Вот время и затребовало героя. Героя противостояния нагрянувшему ужасу. Я попытался напомнить, привести из нашей истории пример того, как христоподражательство царя искупало грехи царства. Пусть не все, и пусть не насовсем, но тогда оно избавило Россию от гражданской войны, уготованной ей по примеру Франции, и отвело, откинуло кровавую смуту почти на столетие.
Почему пьеса? Да потому что это самый короткий и компактный в литературе способ донесения до читателя своих мыслей и чувств. Хотя, всё равно, от первых задумок до воплощения прошло два года: если сложить период собирания материала, построение композиции с разведением носителей добра и зла, вживание в образы.
А Томск? Родной Томск прежде иных нуждается в напоминании о своём сокровище, даже с укором: вот-вот рухнет сгнивший или специально сгноенный дом купца Хромова, попечителя старца…
- Только ради проформы - документов той поры сохранилось масса, но самый важный документ – зрячее сердце. Какие источники помогли вам исследовать тайну обращения императора в старца, чьи свидетельства? Да так ли уж и важны они, и если важны, какими откровениями не канцелярского, а духовного свойства?
- Вы совершенно правы: всякой нашей умственной убеждённости предшествует сердечное веденье. Как у Псалмопевца: «Се бо истину возлюбил еси, безвестная и тайная премудрости Твоея явил ми еси». Истина вмещается только любящим сердцем, а уж за любовь к истине нам и открывается тайно премудрое.
Как бы кто из учёных ни уверял вас в своей непредвзятости и объективности своей фактологии, увы ему: в человеческом сознании от Адама заложены фильтры, через которые совершенно не отрицаемые факты по ходу накопления неизбежно отцеживаются и оценочно сортируются в пусть неявную, но прежде начала любого исследования существующую «научную теорию», или хотя бы «научное предположение». Так как это «предположение» и есть главная мотивация для самого «объективного» поиска, то всегда заранее понятно – что отцеживается и как оценивается. Вот я верю, что Земля круглая, и всюду нахожу тому подтверждения, а поверю, что плоская – и тому увижу доказательства.
По моему личному опыту идентификация томского праведника, как некая лакмусовая бумажка: категорически отрицают идентичность покорившего Европу императора и беспаспортного бродяги упёртые атеисты, сомневаются, мнутся люди, вроде бы и верующие, но не живущие волей Бога. А вот кому молитва не только утреннее и вечернее правила с обязательными субботними и воскресным посещениями храма, те понимают, что отречение от короны – это восхождение к ещё более высокой власти: так государь не может простить заговорщика, даже кающегося, а праведник может. Имеет такую власть.

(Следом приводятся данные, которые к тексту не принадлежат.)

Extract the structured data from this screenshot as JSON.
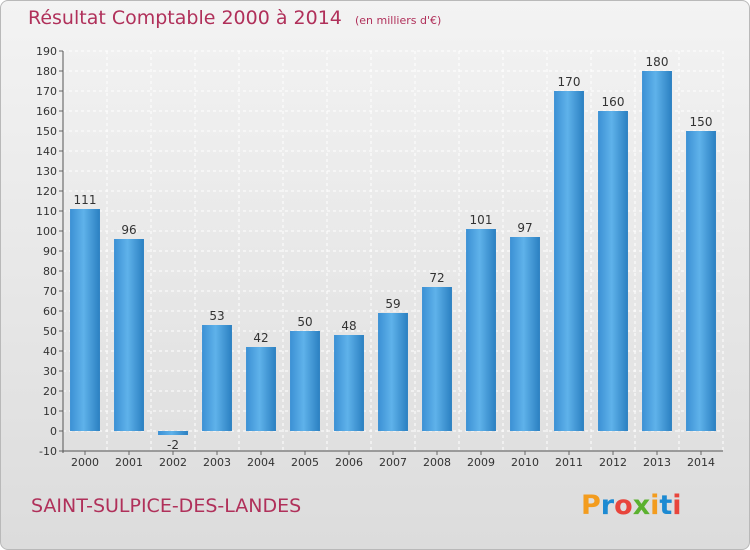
{
  "header": {
    "title": "Résultat Comptable 2000 à 2014",
    "subtitle": "(en milliers d'€)"
  },
  "footer": {
    "commune": "SAINT-SULPICE-DES-LANDES",
    "logo_text": "Proxiti"
  },
  "colors": {
    "title": "#b0305a",
    "bar_light": "#5fb2ea",
    "bar_dark": "#2a7fc1",
    "grid": "#ffffff"
  },
  "chart_data": {
    "type": "bar",
    "title": "Résultat Comptable 2000 à 2014",
    "subtitle": "(en milliers d'€)",
    "categories": [
      "2000",
      "2001",
      "2002",
      "2003",
      "2004",
      "2005",
      "2006",
      "2007",
      "2008",
      "2009",
      "2010",
      "2011",
      "2012",
      "2013",
      "2014"
    ],
    "values": [
      111,
      96,
      -2,
      53,
      42,
      50,
      48,
      59,
      72,
      101,
      97,
      170,
      160,
      180,
      150
    ],
    "ylim": [
      -10,
      190
    ],
    "yticks": [
      -10,
      0,
      10,
      20,
      30,
      40,
      50,
      60,
      70,
      80,
      90,
      100,
      110,
      120,
      130,
      140,
      150,
      160,
      170,
      180,
      190
    ],
    "grid": true,
    "legend": "none"
  }
}
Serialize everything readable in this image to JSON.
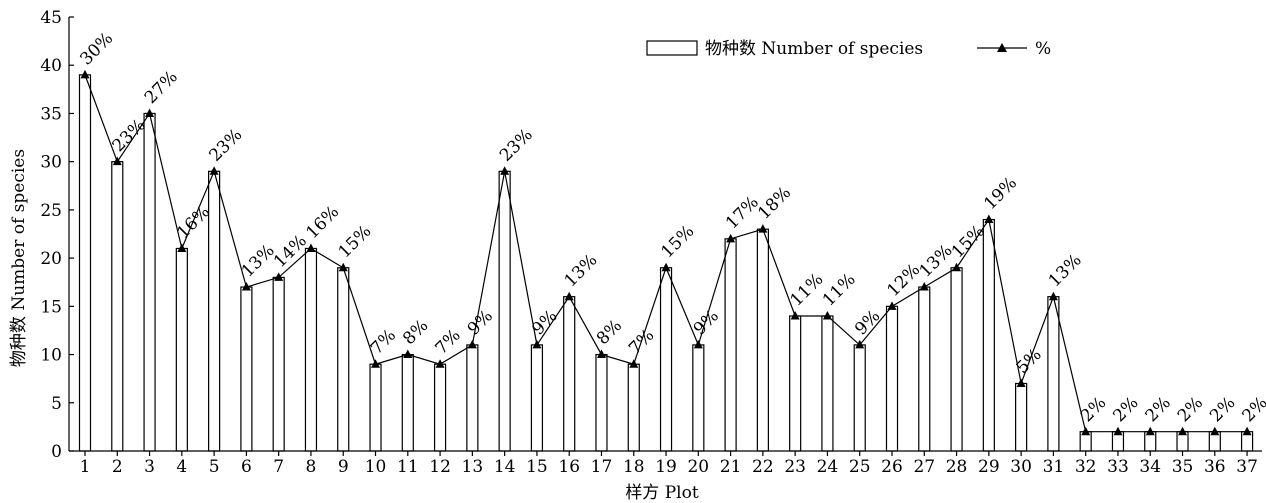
{
  "chart_data": {
    "type": "bar",
    "title": "",
    "xlabel": "样方 Plot",
    "ylabel": "物种数 Number of species",
    "ylim": [
      0,
      45
    ],
    "yticks": [
      0,
      5,
      10,
      15,
      20,
      25,
      30,
      35,
      40,
      45
    ],
    "grid": false,
    "legend_position": "top-right",
    "categories": [
      "1",
      "2",
      "3",
      "4",
      "5",
      "6",
      "7",
      "8",
      "9",
      "10",
      "11",
      "12",
      "13",
      "14",
      "15",
      "16",
      "17",
      "18",
      "19",
      "20",
      "21",
      "22",
      "23",
      "24",
      "25",
      "26",
      "27",
      "28",
      "29",
      "30",
      "31",
      "32",
      "33",
      "34",
      "35",
      "36",
      "37"
    ],
    "series": [
      {
        "name": "物种数 Number of species",
        "kind": "bar",
        "values": [
          39,
          30,
          35,
          21,
          29,
          17,
          18,
          21,
          19,
          9,
          10,
          9,
          11,
          29,
          11,
          16,
          10,
          9,
          19,
          11,
          22,
          23,
          14,
          14,
          11,
          15,
          17,
          19,
          24,
          7,
          16,
          2,
          2,
          2,
          2,
          2,
          2
        ]
      },
      {
        "name": "%",
        "kind": "line",
        "marker": "triangle",
        "values": [
          39,
          30,
          35,
          21,
          29,
          17,
          18,
          21,
          19,
          9,
          10,
          9,
          11,
          29,
          11,
          16,
          10,
          9,
          19,
          11,
          22,
          23,
          14,
          14,
          11,
          15,
          17,
          19,
          24,
          7,
          16,
          2,
          2,
          2,
          2,
          2,
          2
        ],
        "labels": [
          "30%",
          "23%",
          "27%",
          "16%",
          "23%",
          "13%",
          "14%",
          "16%",
          "15%",
          "7%",
          "8%",
          "7%",
          "9%",
          "23%",
          "9%",
          "13%",
          "8%",
          "7%",
          "15%",
          "9%",
          "17%",
          "18%",
          "11%",
          "11%",
          "9%",
          "12%",
          "13%",
          "15%",
          "19%",
          "5%",
          "13%",
          "2%",
          "2%",
          "2%",
          "2%",
          "2%",
          "2%"
        ]
      }
    ]
  },
  "colors": {
    "bar_fill": "#ffffff",
    "stroke": "#000000"
  }
}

Конечно же, есть и материальные подтверждения. И не только от поклонников старца, но и от его врагов. В 1904 году, во время строительства часовни над могилой Феодора Козмича, случайно проломили гроб и увидели «… остов человека, голова которого покоилась на подушке». В 1936 году над мощами надругались, превратив могилу в общественный туалет. И, оцените! – когда 5 июня 1995 года мои знакомые, тогда ещё семинаристы, зачистили выгребную яму, то на дне обнажился гроб без крышки с обезглавленным скелетом. Знакома тема усечения главы? Конечно, сей обряд не для простых крестьян. Мой духовник никому не позволял сомневаться в покаянном страдании Александра Павловича. Как и в мученичестве его отца.
- Фигуры, что вы сделали главными в духовном пути Александра Благословенного, знаменательны – супруга-императрица, Аракчеев, Фотий. Известно и большее – как накануне отъезда в Таганрог император навестил Александро-Невскую лавру (ничего случайного!) и беседовал там со старцем Алексием… Чем диктовался ваш выбор людей, определивших искупление государя?

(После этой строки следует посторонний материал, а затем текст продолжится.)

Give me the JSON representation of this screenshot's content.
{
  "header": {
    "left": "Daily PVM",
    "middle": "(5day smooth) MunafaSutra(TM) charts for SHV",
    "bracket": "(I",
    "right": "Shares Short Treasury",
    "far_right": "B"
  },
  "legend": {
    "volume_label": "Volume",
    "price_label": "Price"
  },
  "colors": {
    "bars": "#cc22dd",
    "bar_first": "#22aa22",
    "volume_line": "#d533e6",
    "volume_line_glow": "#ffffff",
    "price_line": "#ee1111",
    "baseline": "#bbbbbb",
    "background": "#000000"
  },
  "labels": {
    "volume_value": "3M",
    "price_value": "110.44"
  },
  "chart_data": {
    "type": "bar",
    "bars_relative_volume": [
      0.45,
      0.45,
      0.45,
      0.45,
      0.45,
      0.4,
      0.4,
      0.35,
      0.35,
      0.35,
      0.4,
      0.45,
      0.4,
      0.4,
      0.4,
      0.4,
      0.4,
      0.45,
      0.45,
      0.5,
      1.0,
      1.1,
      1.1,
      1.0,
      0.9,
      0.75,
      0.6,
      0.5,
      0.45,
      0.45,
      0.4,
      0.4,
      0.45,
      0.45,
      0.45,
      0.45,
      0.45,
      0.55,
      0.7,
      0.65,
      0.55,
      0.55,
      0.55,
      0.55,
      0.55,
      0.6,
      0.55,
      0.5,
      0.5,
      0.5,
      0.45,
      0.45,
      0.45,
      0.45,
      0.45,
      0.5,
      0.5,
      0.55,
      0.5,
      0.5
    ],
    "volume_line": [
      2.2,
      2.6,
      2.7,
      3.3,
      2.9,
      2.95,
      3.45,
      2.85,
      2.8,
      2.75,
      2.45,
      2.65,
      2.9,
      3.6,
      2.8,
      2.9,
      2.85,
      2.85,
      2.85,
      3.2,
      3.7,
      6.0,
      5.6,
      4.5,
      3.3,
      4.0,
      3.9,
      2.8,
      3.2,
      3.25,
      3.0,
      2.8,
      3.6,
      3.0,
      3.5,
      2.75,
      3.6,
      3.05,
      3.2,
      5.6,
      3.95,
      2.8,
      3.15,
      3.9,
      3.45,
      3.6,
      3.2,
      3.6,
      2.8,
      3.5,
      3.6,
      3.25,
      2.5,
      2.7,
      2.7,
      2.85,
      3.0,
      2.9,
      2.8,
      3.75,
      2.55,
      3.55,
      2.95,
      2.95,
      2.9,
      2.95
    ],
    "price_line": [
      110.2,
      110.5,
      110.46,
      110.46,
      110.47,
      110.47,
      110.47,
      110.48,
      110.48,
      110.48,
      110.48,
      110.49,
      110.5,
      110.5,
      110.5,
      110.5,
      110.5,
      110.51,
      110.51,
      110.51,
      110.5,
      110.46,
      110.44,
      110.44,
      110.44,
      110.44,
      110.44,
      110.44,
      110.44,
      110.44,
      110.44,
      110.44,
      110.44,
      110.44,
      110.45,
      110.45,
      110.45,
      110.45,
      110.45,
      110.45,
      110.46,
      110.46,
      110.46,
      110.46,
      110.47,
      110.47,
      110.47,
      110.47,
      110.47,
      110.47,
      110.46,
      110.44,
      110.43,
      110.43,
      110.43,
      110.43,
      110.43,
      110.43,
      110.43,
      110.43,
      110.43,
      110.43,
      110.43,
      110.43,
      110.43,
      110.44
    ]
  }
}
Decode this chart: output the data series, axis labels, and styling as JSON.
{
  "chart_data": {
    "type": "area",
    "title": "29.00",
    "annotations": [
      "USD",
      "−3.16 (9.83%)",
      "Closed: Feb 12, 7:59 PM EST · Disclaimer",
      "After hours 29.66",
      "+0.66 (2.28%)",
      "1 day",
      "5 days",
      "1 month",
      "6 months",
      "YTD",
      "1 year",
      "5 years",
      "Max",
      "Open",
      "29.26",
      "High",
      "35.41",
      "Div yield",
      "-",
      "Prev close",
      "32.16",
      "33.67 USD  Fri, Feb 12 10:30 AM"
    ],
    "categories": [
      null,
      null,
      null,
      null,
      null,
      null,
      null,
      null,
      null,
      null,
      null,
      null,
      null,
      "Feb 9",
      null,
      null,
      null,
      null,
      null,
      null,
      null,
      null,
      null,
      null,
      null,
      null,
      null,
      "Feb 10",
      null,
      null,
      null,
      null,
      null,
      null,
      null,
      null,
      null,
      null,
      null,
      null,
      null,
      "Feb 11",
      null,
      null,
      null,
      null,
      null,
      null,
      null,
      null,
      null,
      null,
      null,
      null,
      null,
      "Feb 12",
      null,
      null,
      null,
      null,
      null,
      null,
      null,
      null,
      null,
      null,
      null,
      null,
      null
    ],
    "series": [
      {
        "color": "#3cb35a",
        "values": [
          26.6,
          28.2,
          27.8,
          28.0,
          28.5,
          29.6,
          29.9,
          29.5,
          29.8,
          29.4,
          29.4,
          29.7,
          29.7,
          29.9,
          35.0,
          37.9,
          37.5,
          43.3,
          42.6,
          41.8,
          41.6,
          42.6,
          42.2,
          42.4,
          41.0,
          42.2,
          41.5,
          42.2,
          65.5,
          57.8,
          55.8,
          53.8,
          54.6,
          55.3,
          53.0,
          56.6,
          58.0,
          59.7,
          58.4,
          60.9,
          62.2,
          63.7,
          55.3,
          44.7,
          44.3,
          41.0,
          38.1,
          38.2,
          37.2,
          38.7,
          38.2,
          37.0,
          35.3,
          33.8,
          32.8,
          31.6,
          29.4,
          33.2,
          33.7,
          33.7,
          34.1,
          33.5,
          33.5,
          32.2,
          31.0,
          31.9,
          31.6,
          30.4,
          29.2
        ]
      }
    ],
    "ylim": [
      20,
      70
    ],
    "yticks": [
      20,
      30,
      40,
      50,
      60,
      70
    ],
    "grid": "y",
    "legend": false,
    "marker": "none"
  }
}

- История преображения императора, конечно же, не формат пьесы. История эта требует эпоса, изобильного описания, равного истории возвращения Одиссея на родную Итаку. Странствия по островам протестантской теологии, масонской мистики, православного тайноделанья, с испытаниями от велимудров и простецов… Что вы знаете о «русской партии» в правительствах Елизаветы и Екатерины, Павла, Александра и Николая? На свету Иван Шувалов, Дашкова, Суворов, владыки Инокентий и Филарет, великая княгиня Екатерина Павловна, Салтыков, Шишков, Вязьмитинов, Магницкий…. А в пьесе я решил показать тех, кого в этом ряду или искренне не видят, или намеренно игнорируют. И вот на сцене неприметная в тени своего блистательного супруга государыня Елизавета Алексеевна, тыловой генерал и делопроизводитель граф Аракчеев, да за кулисами провинциальный бесогон архимандрит Фотий. То есть, кроме европейски ангажированных партий французской, прусской и английской, для властителей Российской Империи всегда существовала возможность опереться на своё квасное, национальное. Всегда. Но как часто для этого требовалась беда... Внешняя или внутренняя, война, голод, эпидемия, ересь.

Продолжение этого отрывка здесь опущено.